Donations are being held up, because of Palestinian corruption
July 8, 2004
July 2004 may be seen as a turning point in the game of overseas aid for the Palestinians. We have already noted how Palestinians are openly accusing the established their leadership of theft.
Now, it is the turn of the Egyptians. What is gradually emerging from the talks between Egyptian intelligence chief, General Omar Suleiman, and Chairman Arafat in Ramallah on June 23, is that the Egyptian team demanded real reform from the PA. There are two Arab sources for this information; the London-based daily Al-Quds Al-Arabi and the Jerusalem Post reporter, Khaled Abu Toameh.
To summarise the reports: -
1) The Egyptians have a list of 70 corrupt Palestinian leaders, who have diverted overseas taxpayers' money and who must be dismissed.
The British newspaper, citing a PA source, noted that the Egyptians had made matters perfectly clear to Chairman Arafat.

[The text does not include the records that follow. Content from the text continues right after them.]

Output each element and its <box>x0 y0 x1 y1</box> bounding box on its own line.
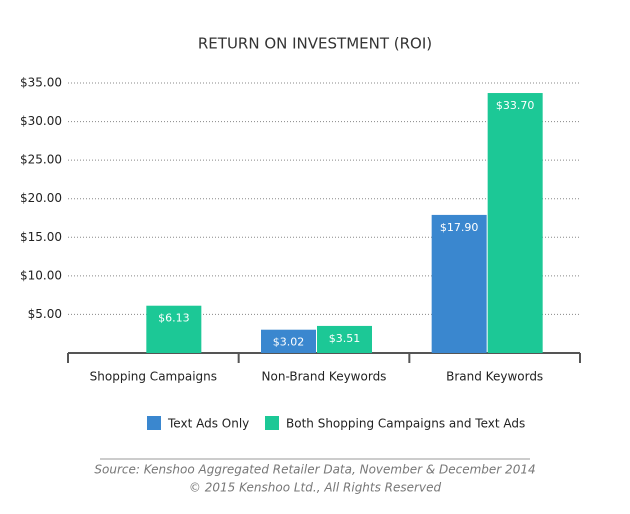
y-tick-label: $30.00 <box>20 114 62 128</box>
chart-title: RETURN ON INVESTMENT (ROI) <box>198 35 432 53</box>
y-tick-label: $15.00 <box>20 230 62 244</box>
x-tick-label: Shopping Campaigns <box>90 370 217 384</box>
value-label: $3.02 <box>273 336 305 349</box>
x-tick-label: Non-Brand Keywords <box>262 370 387 384</box>
value-label: $3.51 <box>329 332 361 345</box>
bar <box>431 214 487 353</box>
legend-label: Both Shopping Campaigns and Text Ads <box>286 417 525 431</box>
copyright-note: © 2015 Kenshoo Ltd., All Rights Reserved <box>189 481 442 495</box>
y-tick-label: $5.00 <box>28 307 62 321</box>
y-tick-label: $10.00 <box>20 268 62 282</box>
legend-label: Text Ads Only <box>167 417 249 431</box>
y-tick-label: $20.00 <box>20 191 62 205</box>
value-label: $6.13 <box>158 312 190 325</box>
legend-swatch <box>265 416 279 430</box>
y-tick-label: $35.00 <box>20 76 62 90</box>
source-note: Source: Kenshoo Aggregated Retailer Data… <box>94 463 535 477</box>
y-tick-label: $25.00 <box>20 153 62 167</box>
x-tick-label: Brand Keywords <box>446 370 543 384</box>
bar <box>261 329 316 353</box>
value-label: $17.90 <box>440 221 479 234</box>
bar <box>146 305 202 353</box>
legend-swatch <box>147 416 161 430</box>
bar <box>487 93 543 354</box>
bar <box>317 325 372 353</box>
value-label: $33.70 <box>496 99 535 112</box>
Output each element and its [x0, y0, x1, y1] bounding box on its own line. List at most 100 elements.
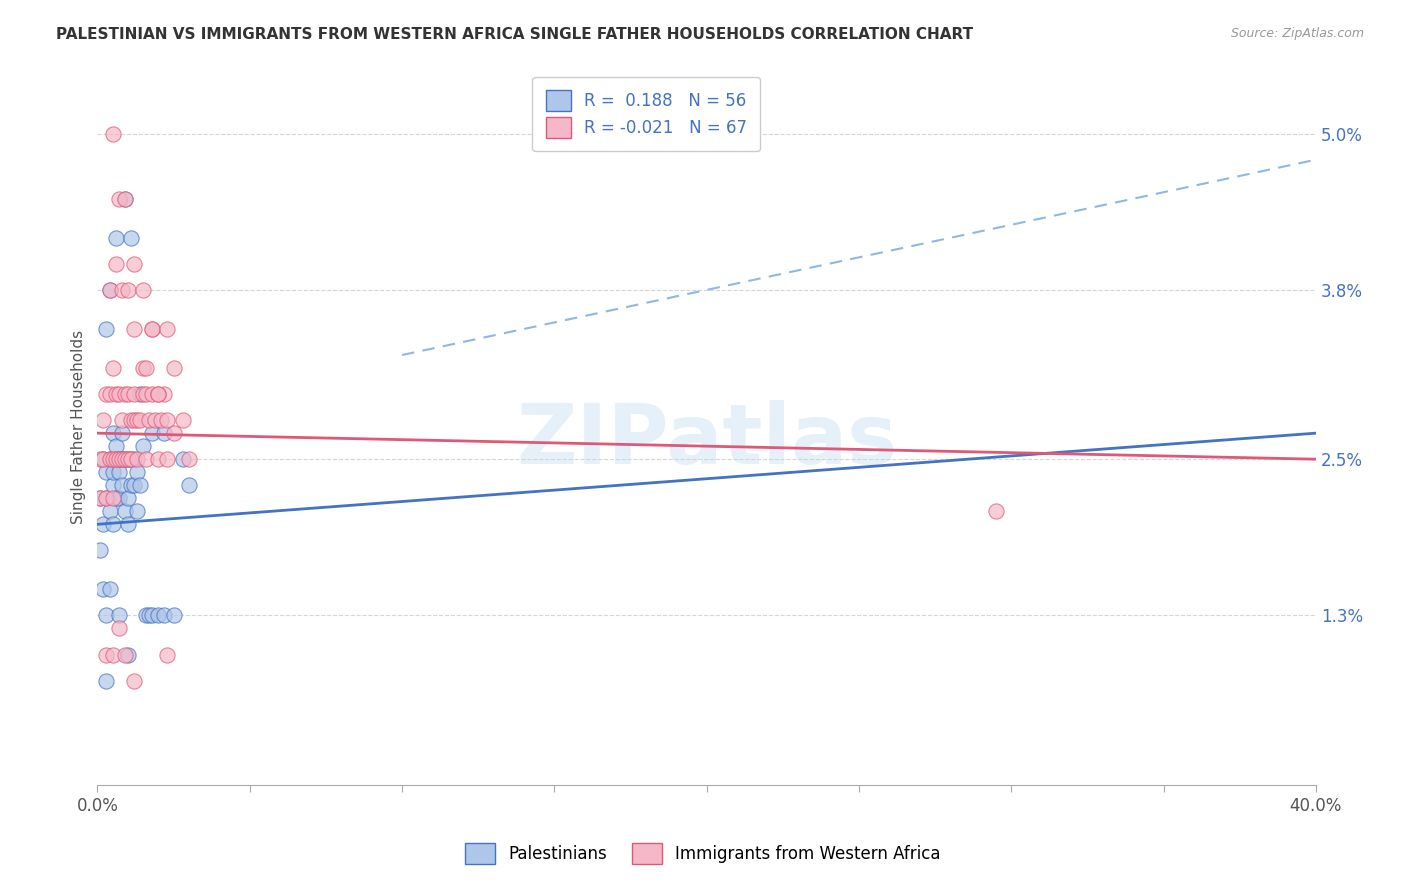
Point: [101, 361, 124, 376]
Point: [98, 452, 121, 467]
Point: [120, 413, 142, 427]
Point: [141, 426, 163, 441]
Point: [101, 517, 124, 532]
Point: [104, 452, 127, 467]
Point: [122, 413, 145, 427]
Point: [111, 452, 134, 467]
Point: [129, 478, 152, 492]
Point: [148, 387, 170, 401]
Text: Source: ZipAtlas.com: Source: ZipAtlas.com: [1230, 27, 1364, 40]
Point: [122, 257, 145, 271]
Point: [162, 361, 184, 376]
Point: [89, 491, 111, 506]
Point: [98, 283, 121, 297]
Point: [135, 361, 157, 376]
Point: [117, 387, 139, 401]
Point: [125, 452, 148, 467]
Point: [125, 465, 148, 479]
Point: [111, 478, 134, 492]
Point: [150, 413, 173, 427]
Point: [148, 387, 170, 401]
Point: [101, 127, 124, 141]
Point: [117, 283, 139, 297]
Point: [120, 231, 142, 245]
Point: [125, 504, 148, 518]
Point: [93, 452, 115, 467]
Point: [101, 452, 124, 467]
Point: [141, 322, 163, 336]
Point: [177, 478, 200, 492]
Point: [93, 413, 115, 427]
Point: [153, 608, 176, 623]
Point: [107, 491, 129, 506]
Point: [122, 452, 145, 467]
Point: [111, 413, 134, 427]
Point: [89, 491, 111, 506]
Point: [96, 491, 118, 506]
Point: [172, 452, 194, 467]
Point: [132, 387, 155, 401]
Point: [107, 465, 129, 479]
Point: [117, 648, 139, 662]
Point: [148, 452, 170, 467]
Point: [107, 452, 129, 467]
Point: [156, 452, 179, 467]
Point: [984, 504, 1007, 518]
Text: ZIPatlas: ZIPatlas: [516, 401, 897, 482]
Point: [98, 283, 121, 297]
Point: [104, 387, 127, 401]
Point: [122, 673, 145, 688]
Point: [114, 648, 136, 662]
Point: [153, 387, 176, 401]
Point: [129, 413, 152, 427]
Point: [122, 387, 145, 401]
Point: [96, 491, 118, 506]
Point: [101, 426, 124, 441]
Text: PALESTINIAN VS IMMIGRANTS FROM WESTERN AFRICA SINGLE FATHER HOUSEHOLDS CORRELATI: PALESTINIAN VS IMMIGRANTS FROM WESTERN A…: [56, 27, 973, 42]
Point: [125, 413, 148, 427]
Point: [148, 608, 170, 623]
Point: [114, 452, 136, 467]
Point: [96, 322, 118, 336]
Point: [98, 452, 121, 467]
Point: [114, 192, 136, 206]
Point: [107, 387, 129, 401]
Point: [96, 465, 118, 479]
Point: [96, 387, 118, 401]
Point: [104, 439, 127, 453]
Point: [111, 452, 134, 467]
Point: [132, 361, 155, 376]
Point: [98, 504, 121, 518]
Point: [93, 517, 115, 532]
Point: [132, 283, 155, 297]
Point: [107, 452, 129, 467]
Point: [104, 452, 127, 467]
Point: [89, 452, 111, 467]
Point: [98, 387, 121, 401]
Point: [93, 582, 115, 597]
Point: [101, 491, 124, 506]
Point: [107, 192, 129, 206]
Point: [120, 452, 142, 467]
Point: [96, 673, 118, 688]
Point: [101, 478, 124, 492]
Point: [156, 648, 179, 662]
Point: [138, 608, 160, 623]
Point: [156, 322, 179, 336]
Point: [101, 648, 124, 662]
Point: [172, 413, 194, 427]
Point: [98, 582, 121, 597]
Point: [135, 608, 157, 623]
Point: [107, 622, 129, 636]
Point: [114, 192, 136, 206]
Point: [143, 413, 166, 427]
Point: [117, 517, 139, 532]
Point: [135, 387, 157, 401]
Point: [156, 413, 179, 427]
Point: [120, 452, 142, 467]
Point: [117, 452, 139, 467]
Legend: R =  0.188   N = 56, R = -0.021   N = 67: R = 0.188 N = 56, R = -0.021 N = 67: [533, 77, 761, 151]
Point: [96, 608, 118, 623]
Y-axis label: Single Father Households: Single Father Households: [72, 329, 86, 524]
Point: [135, 452, 157, 467]
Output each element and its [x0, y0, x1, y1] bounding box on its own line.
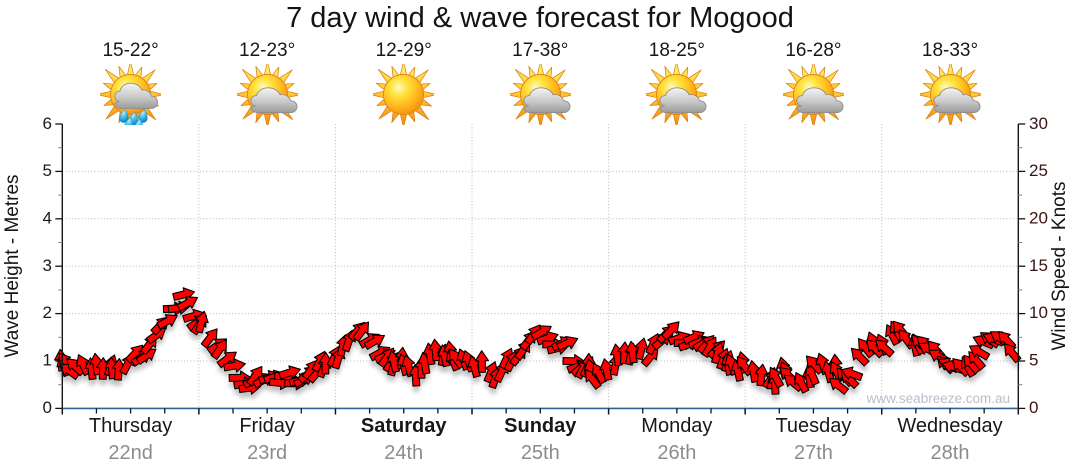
svg-text:0: 0 — [43, 398, 52, 417]
svg-text:6: 6 — [43, 114, 52, 133]
svg-text:10: 10 — [1029, 303, 1048, 322]
svg-text:Wave Height - Metres: Wave Height - Metres — [2, 174, 23, 357]
svg-text:3: 3 — [43, 256, 52, 275]
svg-text:5: 5 — [1029, 351, 1038, 370]
svg-text:4: 4 — [43, 208, 52, 227]
svg-text:Wind Speed - Knots: Wind Speed - Knots — [1049, 182, 1070, 351]
svg-text:2: 2 — [43, 303, 52, 322]
svg-text:30: 30 — [1029, 114, 1048, 133]
svg-text:5: 5 — [43, 161, 52, 180]
svg-text:1: 1 — [43, 351, 52, 370]
svg-text:www.seabreeze.com.au: www.seabreeze.com.au — [866, 391, 1010, 406]
svg-text:20: 20 — [1029, 208, 1048, 227]
svg-text:25: 25 — [1029, 161, 1048, 180]
svg-text:15: 15 — [1029, 256, 1048, 275]
svg-text:0: 0 — [1029, 398, 1038, 417]
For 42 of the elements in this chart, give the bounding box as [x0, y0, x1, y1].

Donors are unwilling to cough up more funds until fundamental reforms have been undertaken. They already "estimate that hundreds of millions of dollars did not arrive at their destination".
And here lies the catch. Donors, and in particular the EU, have long claimed that: -
(a) Financial contributions have produced reforms. (A classic example is Mr C. Patten's speech on June 19, 2002.)
(b) There has been none or minimal financial irregularities. (See the majority report of MEPs. It is time to admit. Either donors have been blind up to now or they have been deliberately disguising parts of the truth.
The Funding For Peace Coalition is under no doubts as to which explanation is more plausible. Even as this report was being prepared, a member of our team had an off-the-record conversation with a European diplomat. The attaché made it perfectly clear that most of the previous European claims about reform had very little base to them.
A report from the World Bank in March 2003 noted that nearly half the Palestinian population was living in poverty. It further observed that along with less Israeli restrictions, Palestinian reform was one of the prime remedies to help resolve the problem. With the rare exception of the Palestinian Finance Minister, no reforms have been forthcoming for years.
And for years, donors have given away billions. Palestinians have remained poor. Their leaders have remained rich. And there has been money available to finance the violence, both guns and books of hatred.
The Palestinian Arabs deserve better. Peace deserves a chance.